Many big experts and market leaders have expressed concern about the impact of Artificial Intelligence and now the International Monetary Fund has expressed its views on it. According to International Monetary Fund analysis, Artificial Intelligence (AI) will impact about 40% of jobs worldwide. During this period, larger economies may face more risks than emerging markets and low-income countries. IMF Managing Director Kristalina Georgieva said that in most cases AI will make overall inequality worse. This could prove to be a dangerous trend, so policymakers will have to act quickly to prevent technology from further increasing social tensions.

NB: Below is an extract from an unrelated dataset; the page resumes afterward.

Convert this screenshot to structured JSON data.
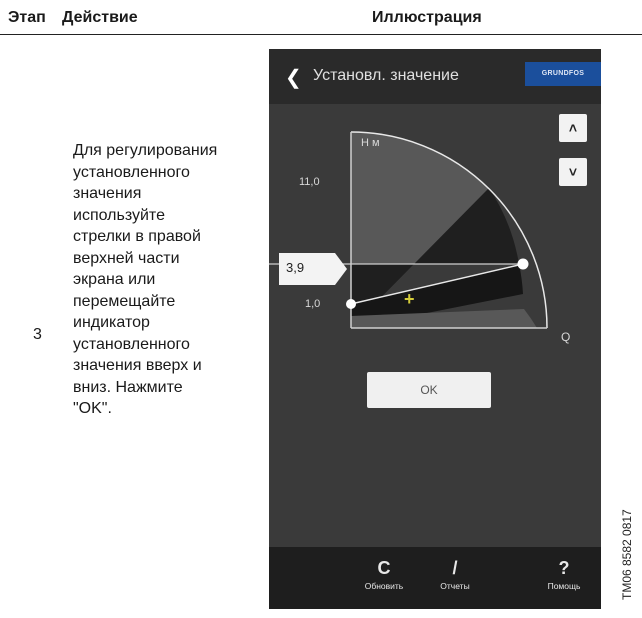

Safety and Training Program
He further said that the impact of AI on income inequality will largely depend on how much the technology complements high earners. Georgieva said that workers with higher incomes and higher productivity of companies will boost capital returns, which will increase the gap in funds. Countries should re-provide protection and training programs for vulnerable workers.
Direct impact on people’s jobs
According to the analysis, there is potential for AI to completely replace some jobs, but more likely it will complement human work. About 60% of jobs in major economies could be affected, which is higher than in emerging and low-income countries.
Georgieva’s talk on artificial intelligence coincides with a meeting of global business and political leaders at the World Economic Forum in Davos, Switzerland, where AI has become a topic of discussion. Companies are spending a lot of money on this emerging technology, which sometimes creates anxiety among employees about the future of their roles. A recent example of this is BuzzFeed Inc., which closed its main news department while laying off more than 100 employees after deciding to use AI to help with content creation.
The European Union reached a tentative agreement in December on legislation setting safeguards on AI, while the US is still considering its federal regulatory stance.